Excluding the Impossible for Open Vocabulary Semantic Segmentation

Shiyuan Zhao, Baodi Liu, Yu Bai, Weifeng Liu, Shuai Shao

Published: 01 Jan 2025, Last Modified: 04 Jun 2025AAAI 2025EveryoneRevisionsBibTeXCC BY-SA 4.0

Abstract: Open vocabulary semantic segmentation is a hot topic in research, focusing on segmenting and recognizing a diverse array of categories in varied environments, including those previously unknown, thereby holding significant practical value. Mainstream studies utilize the CLIP model for direct semantic segmentation (denoted as “forward methods”), which often struggles to represent underrepresented categories effectively. To address this issue, this paper introduces a novel approach Excluding the ImpossibLe Semantic Segmentation Network (ELSE-Net) based on reverse thinking.
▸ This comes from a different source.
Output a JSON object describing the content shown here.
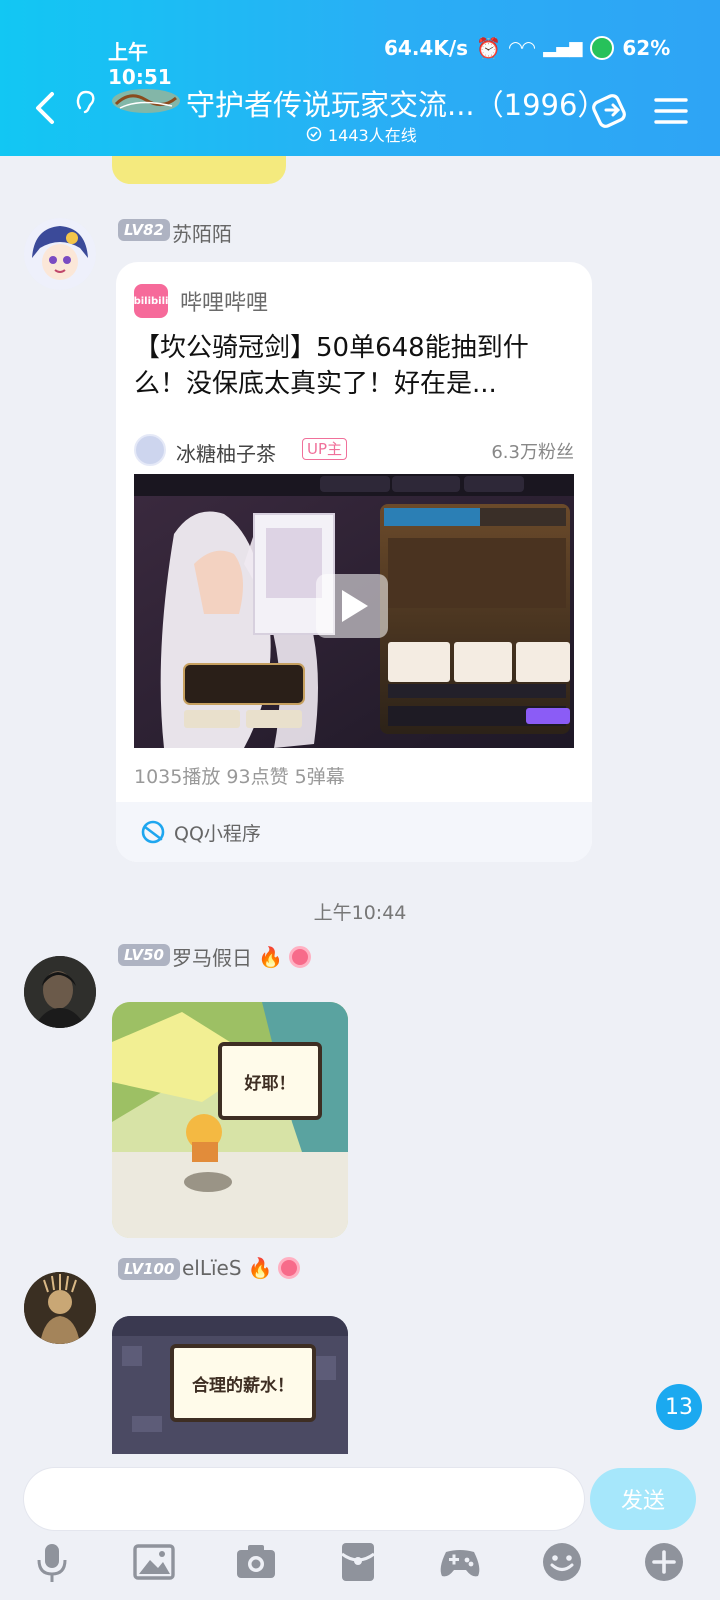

By excluding improbable categories, ELSE-Net narrows the selection range for forward methods, significantly reducing the risk of misclassification. In implementation, we initially draw on leading research to design the General Processing Block (GP-Block), which generates inclusion probabilities (the likelihood of belonging to a category) by using the CLIP model cooperated with a Mask Proposal Network (MPN). We then present the EXcluding the ImPossible Block (EXP-Block), which computes exclusion probabilities (the likelihood of not belonging to a category) through the CLIPN model and a custom-designed Reverse Retrieval Adapter (R2-Adapter). These exclusion probabilities are subsequently used to refine the inclusion probabilities, which are ultimately employed to annotate class-agnostic masks. Moreover, the core component of our EXP-Block is model-agnostic, enabling it to enhance the capabilities of existing frameworks. Experimental results from four benchmark datasets validate the effectiveness of ELSE-Net and underscore the seamless model-agnostic functionality of the EXP-Block.